AWS Marketplace rule groups have two possible actions: No override and Override to count. If you want to test the rule group, set the action to Override to count. This rule group action overrides any block action that is specified by individual rules contained within the group. That is, if the rule group's action is set to Override to count, instead of potentially blocking matching requests based on the action of individual rules within the group, those requests will be counted. Conversely, if you set the rule group's action to No override, actions of the individual rules within the group will be used.

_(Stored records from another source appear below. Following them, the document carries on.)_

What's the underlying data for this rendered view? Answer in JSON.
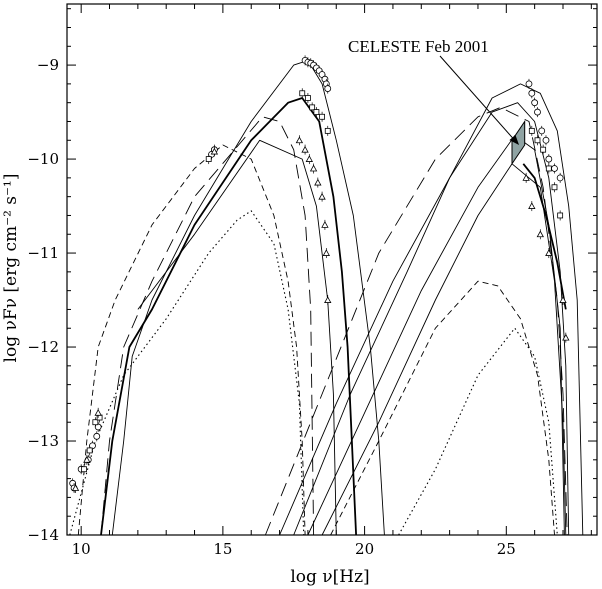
{
  "chart_data": {
    "type": "line",
    "title": "",
    "xlabel": "log ν[Hz]",
    "ylabel": "log νFν [erg cm⁻² s⁻¹]",
    "xlim": [
      9.5,
      28.2
    ],
    "ylim": [
      -14,
      -8.35
    ],
    "xticks": [
      10,
      15,
      20,
      25
    ],
    "yticks": [
      -9,
      -10,
      -11,
      -12,
      -13,
      -14
    ],
    "grid": false,
    "annotation": {
      "text": "CELESTE Feb 2001",
      "target": {
        "x": 25.45,
        "y": -9.85
      }
    },
    "series": [
      {
        "style": "solid-thin",
        "points": [
          [
            11.1,
            -14
          ],
          [
            11.5,
            -13
          ],
          [
            11.8,
            -12.1
          ],
          [
            12.5,
            -11.5
          ],
          [
            14,
            -10.6
          ],
          [
            16,
            -9.6
          ],
          [
            17.5,
            -9
          ],
          [
            18,
            -8.95
          ],
          [
            18.5,
            -9.2
          ],
          [
            19,
            -9.8
          ],
          [
            19.6,
            -10.6
          ],
          [
            20.2,
            -12
          ],
          [
            20.5,
            -13
          ],
          [
            20.7,
            -14
          ]
        ]
      },
      {
        "style": "solid-thick",
        "points": [
          [
            10.7,
            -14
          ],
          [
            11.1,
            -13
          ],
          [
            11.7,
            -12
          ],
          [
            12.5,
            -11.6
          ],
          [
            14,
            -10.7
          ],
          [
            16,
            -9.8
          ],
          [
            17.3,
            -9.4
          ],
          [
            17.8,
            -9.35
          ],
          [
            18.4,
            -9.6
          ],
          [
            18.9,
            -10.4
          ],
          [
            19.2,
            -11.2
          ],
          [
            19.4,
            -12
          ],
          [
            19.7,
            -14
          ]
        ]
      },
      {
        "style": "solid-thin",
        "points": [
          [
            12,
            -11.6
          ],
          [
            14,
            -10.8
          ],
          [
            16.3,
            -9.8
          ],
          [
            17.8,
            -10
          ],
          [
            18.3,
            -10.5
          ],
          [
            18.7,
            -11.5
          ],
          [
            18.9,
            -12.5
          ],
          [
            19,
            -14
          ]
        ]
      },
      {
        "style": "dashed-long",
        "points": [
          [
            10.7,
            -14
          ],
          [
            11,
            -13
          ],
          [
            11.5,
            -12
          ],
          [
            12.5,
            -11.3
          ],
          [
            14,
            -10.4
          ],
          [
            16.4,
            -9.55
          ],
          [
            17,
            -9.6
          ],
          [
            17.5,
            -9.9
          ],
          [
            17.9,
            -10.6
          ],
          [
            18.1,
            -11.6
          ],
          [
            18.2,
            -14
          ]
        ]
      },
      {
        "style": "dashed-short",
        "points": [
          [
            9.9,
            -14
          ],
          [
            10.2,
            -13
          ],
          [
            10.6,
            -12
          ],
          [
            11.2,
            -11.5
          ],
          [
            12.5,
            -10.7
          ],
          [
            14,
            -10.1
          ],
          [
            15,
            -9.85
          ],
          [
            16,
            -10
          ],
          [
            16.8,
            -10.6
          ],
          [
            17.3,
            -11.3
          ],
          [
            17.6,
            -12
          ],
          [
            17.8,
            -13
          ],
          [
            17.9,
            -14
          ]
        ]
      },
      {
        "style": "dotted",
        "points": [
          [
            9.6,
            -14
          ],
          [
            10.5,
            -13
          ],
          [
            11.5,
            -12.3
          ],
          [
            13,
            -11.7
          ],
          [
            14.5,
            -11
          ],
          [
            15.5,
            -10.65
          ],
          [
            16,
            -10.55
          ],
          [
            16.8,
            -10.9
          ],
          [
            17.3,
            -11.6
          ],
          [
            17.7,
            -12.6
          ],
          [
            17.85,
            -14
          ]
        ]
      },
      {
        "style": "solid-thin",
        "points": [
          [
            17.5,
            -14
          ],
          [
            19.5,
            -12.5
          ],
          [
            21.5,
            -11.2
          ],
          [
            23,
            -10.2
          ],
          [
            24.5,
            -9.35
          ],
          [
            25.5,
            -9.2
          ],
          [
            26.2,
            -9.3
          ],
          [
            26.8,
            -9.7
          ],
          [
            27.2,
            -10.5
          ],
          [
            27.5,
            -11.5
          ],
          [
            27.7,
            -14
          ]
        ]
      },
      {
        "style": "solid-thin",
        "points": [
          [
            17,
            -14
          ],
          [
            19,
            -12.6
          ],
          [
            21,
            -11.3
          ],
          [
            23,
            -10.2
          ],
          [
            24.5,
            -9.5
          ],
          [
            25.4,
            -9.4
          ],
          [
            26,
            -9.6
          ],
          [
            26.5,
            -10.2
          ],
          [
            26.9,
            -11.2
          ],
          [
            27.1,
            -12.2
          ],
          [
            27.2,
            -14
          ]
        ]
      },
      {
        "style": "solid-thin",
        "points": [
          [
            18,
            -14
          ],
          [
            20,
            -12.7
          ],
          [
            22,
            -11.4
          ],
          [
            24,
            -10.3
          ],
          [
            25.3,
            -9.75
          ],
          [
            26,
            -9.9
          ],
          [
            26.5,
            -10.7
          ],
          [
            26.9,
            -11.8
          ],
          [
            27.05,
            -14
          ]
        ]
      },
      {
        "style": "solid-thin",
        "points": [
          [
            18.5,
            -14
          ],
          [
            20.5,
            -12.8
          ],
          [
            22.5,
            -11.5
          ],
          [
            24,
            -10.6
          ],
          [
            25.2,
            -10.05
          ],
          [
            26.2,
            -10.3
          ],
          [
            26.7,
            -11.3
          ],
          [
            27,
            -12.8
          ],
          [
            27.1,
            -14
          ]
        ]
      },
      {
        "style": "dashed-long",
        "points": [
          [
            16.5,
            -14
          ],
          [
            18.5,
            -12.5
          ],
          [
            20.5,
            -11
          ],
          [
            22.5,
            -10
          ],
          [
            24,
            -9.55
          ],
          [
            24.8,
            -9.45
          ],
          [
            25.8,
            -9.6
          ],
          [
            26.3,
            -10.3
          ],
          [
            26.8,
            -11.5
          ],
          [
            27,
            -12.5
          ],
          [
            27.15,
            -14
          ]
        ]
      },
      {
        "style": "dashed-short",
        "points": [
          [
            18.8,
            -14
          ],
          [
            20.5,
            -13
          ],
          [
            22.5,
            -11.8
          ],
          [
            24,
            -11.3
          ],
          [
            24.7,
            -11.35
          ],
          [
            25.5,
            -11.7
          ],
          [
            26.1,
            -12.3
          ],
          [
            26.5,
            -13.2
          ],
          [
            26.7,
            -14
          ]
        ]
      },
      {
        "style": "dotted",
        "points": [
          [
            21.2,
            -14
          ],
          [
            22.5,
            -13.3
          ],
          [
            24,
            -12.3
          ],
          [
            25.3,
            -11.8
          ],
          [
            26,
            -12.1
          ],
          [
            26.5,
            -12.8
          ],
          [
            26.8,
            -14
          ]
        ]
      },
      {
        "style": "solid-thick",
        "points": [
          [
            25.6,
            -10.05
          ],
          [
            26,
            -10.2
          ],
          [
            26.4,
            -10.6
          ],
          [
            26.8,
            -11.1
          ],
          [
            27.1,
            -11.6
          ]
        ]
      }
    ],
    "celeste_band": [
      [
        25.2,
        -9.8
      ],
      [
        25.65,
        -9.6
      ],
      [
        25.65,
        -9.85
      ],
      [
        25.2,
        -10.05
      ]
    ],
    "markers": [
      {
        "shape": "circle",
        "points": [
          [
            9.7,
            -13.45
          ],
          [
            9.75,
            -13.5
          ],
          [
            10,
            -13.3
          ],
          [
            10.25,
            -13.2
          ],
          [
            10.4,
            -13.05
          ],
          [
            10.55,
            -12.95
          ],
          [
            10.6,
            -12.85
          ],
          [
            14.6,
            -9.95
          ],
          [
            14.7,
            -9.9
          ],
          [
            17.9,
            -8.95
          ],
          [
            18,
            -8.97
          ],
          [
            18.1,
            -8.98
          ],
          [
            18.2,
            -9
          ],
          [
            18.3,
            -9.03
          ],
          [
            18.4,
            -9.06
          ],
          [
            18.5,
            -9.1
          ],
          [
            18.6,
            -9.15
          ],
          [
            18.65,
            -9.2
          ],
          [
            18.7,
            -9.25
          ],
          [
            25.8,
            -9.2
          ],
          [
            25.9,
            -9.3
          ],
          [
            26,
            -9.4
          ],
          [
            26.1,
            -9.5
          ],
          [
            26.25,
            -9.7
          ],
          [
            26.4,
            -9.8
          ],
          [
            26.5,
            -10
          ],
          [
            26.7,
            -10.1
          ],
          [
            26.9,
            -10.2
          ]
        ]
      },
      {
        "shape": "square",
        "points": [
          [
            10.1,
            -13.3
          ],
          [
            10.3,
            -13.1
          ],
          [
            10.5,
            -12.8
          ],
          [
            10.65,
            -12.75
          ],
          [
            14.5,
            -10
          ],
          [
            17.8,
            -9.3
          ],
          [
            18,
            -9.35
          ],
          [
            18.15,
            -9.45
          ],
          [
            18.3,
            -9.5
          ],
          [
            18.5,
            -9.55
          ],
          [
            18.7,
            -9.7
          ],
          [
            25.9,
            -9.7
          ],
          [
            26.1,
            -9.8
          ],
          [
            26.3,
            -9.9
          ],
          [
            26.5,
            -10.1
          ],
          [
            26.7,
            -10.3
          ],
          [
            26.9,
            -10.6
          ]
        ]
      },
      {
        "shape": "triangle",
        "points": [
          [
            9.8,
            -13.5
          ],
          [
            10.2,
            -13.2
          ],
          [
            10.6,
            -12.7
          ],
          [
            14.7,
            -9.92
          ],
          [
            17.7,
            -9.8
          ],
          [
            17.9,
            -9.9
          ],
          [
            18.05,
            -10
          ],
          [
            18.2,
            -10.1
          ],
          [
            18.35,
            -10.25
          ],
          [
            18.5,
            -10.4
          ],
          [
            18.6,
            -10.7
          ],
          [
            18.65,
            -11
          ],
          [
            18.7,
            -11.5
          ],
          [
            25.7,
            -10.2
          ],
          [
            25.9,
            -10.5
          ],
          [
            26.2,
            -10.8
          ],
          [
            26.5,
            -11
          ],
          [
            27,
            -11.5
          ],
          [
            27.1,
            -11.9
          ]
        ]
      }
    ]
  }
}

Troubleshooting AWS Marketplace Rule Groups

If you find that an AWS Marketplace rule group is blocking legitimate traffic, perform the following steps.

To troubleshoot an AWS Marketplace rule group

  1. Exclude the specific rules that are blocking legitimate traffic. You can identify which rules are blocking which requests using the AWS WAF logs. For more information about excluding rules, see To exclude a rule from a rule group (Rule group exception).

  2. If excluding specific rules does not solve the problem, you can change the action for the AWS Marketplace rule group from No override to Override to count. This allows the web request to pass through, regardless of the individual rule actions within the rule group. This also provides you with Amazon CloudWatch metrics for the rule group.

  3. After setting the AWS Marketplace rule group action to Override to count, contact the rule group provider‘s customer support team to further troubleshoot the issue. For contact information, see the rule group listing on the product listing pages on AWS Marketplace.

Contacting Customer Support

For problems with AWS WAF or a rule group that is managed by AWS, contact AWS Support. For problems with a rule group that is managed by an AWS partner, contact that partner's customer support team. To find partner contact information, see the partner’s listing on AWS Marketplace.

Creating and Selling AWS Marketplace Rule Groups

If you want to sell AWS Marketplace rule groups on AWS Marketplace, see How to Sell Your Software on AWS Marketplace.